The liver is a key organ involved in a wide range of functions, whose damage can lead to chronic liver disease (CLD). CLD accounts for more than two million deaths worldwide, becoming a social and economic burden for most countries. Among the different factors that can cause CLD, alcohol abuse, viruses, drug treatments, and unhealthy dietary patterns top the list. These conditions prompt and perpetuate an inflammatory environment and oxidative stress imbalance that favor the development of hepatic fibrogenesis. High stages of fibrosis can eventually lead to cirrhosis or hepatocellular carcinoma (HCC). Despite the advances achieved in this field, new approaches are needed for the prevention, diagnosis, treatment, and prognosis of CLD. In this context, the scientific com-munity is using machine learning (ML) algorithms to integrate and process vast amounts of data with unprecedented performance. ML techniques allow the integration of anthropometric, genetic, clinical, biochemical, dietary, lifestyle and omics data, giving new insights to tackle CLD and bringing personalized medicine a step closer. This review summarizes the investigations where ML techniques have been applied to study new approaches that could be used in inflammatory-related, hepatitis viruses-induced, and coronavirus disease 2019-induced liver damage and enlighten the factors involved in CLD development.
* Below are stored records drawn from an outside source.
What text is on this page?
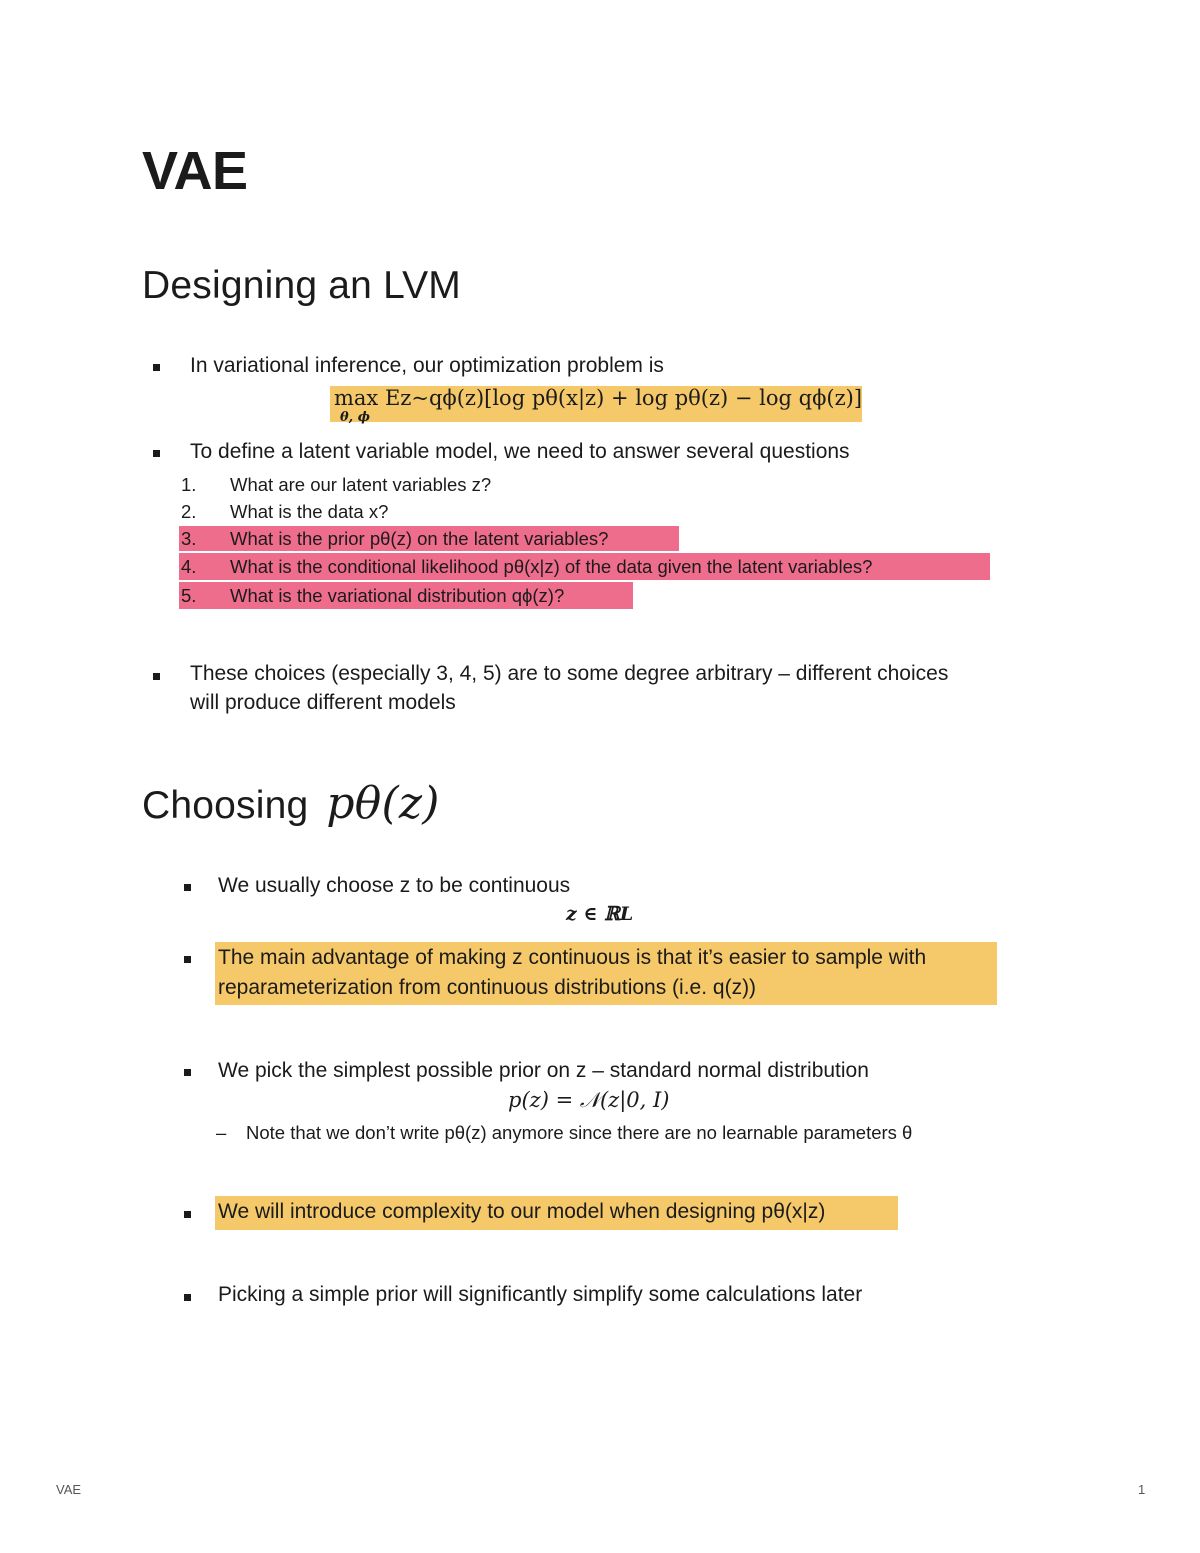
VAE
Designing an LVM
In variational inference, our optimization problem is
max Ez~qϕ(z)[log pθ(x|z) + log pθ(z) − log qϕ(z)]
θ, ϕ
To define a latent variable model, we need to answer several questions
1. What are our latent variables z?
2. What is the data x?
3. What is the prior pθ(z) on the latent variables?
4. What is the conditional likelihood pθ(x|z) of the data given the latent variables?
5. What is the variational distribution qϕ(z)?
These choices (especially 3, 4, 5) are to some degree arbitrary – different choices
will produce different models
Choosing pθ(z)
We usually choose z to be continuous
z ∈ ℝL
The main advantage of making z continuous is that it’s easier to sample with
reparameterization from continuous distributions (i.e. q(z))
We pick the simplest possible prior on z – standard normal distribution
p(z) = 𝒩(z|0, I)
– Note that we don’t write pθ(z) anymore since there are no learnable parameters θ
We will introduce complexity to our model when designing pθ(x|z)
Picking a simple prior will significantly simplify some calculations later
VAE	1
Keywords: Machine learning, Liver inflammation, Liver disease, Viral diseases, Comorbidity

Core Tip: Chronic liver disease has become a global burden, and new approaches need to be explored to tackle this disease. In this context, machine learning techniques bring a whole new set of opportunities to study novel approaches and biomarkers for prevention, diagnosis, treatment, and prognosis of inflammatory and virus-related liver diseases. The application of machine learning algorithms constitutes a pivotal piece of personalized medicine, allowing the integration of different phenotypical and genotypical data for a precision outcome concerning inflammatory liver comorbidities in non-communicable and viral diseases.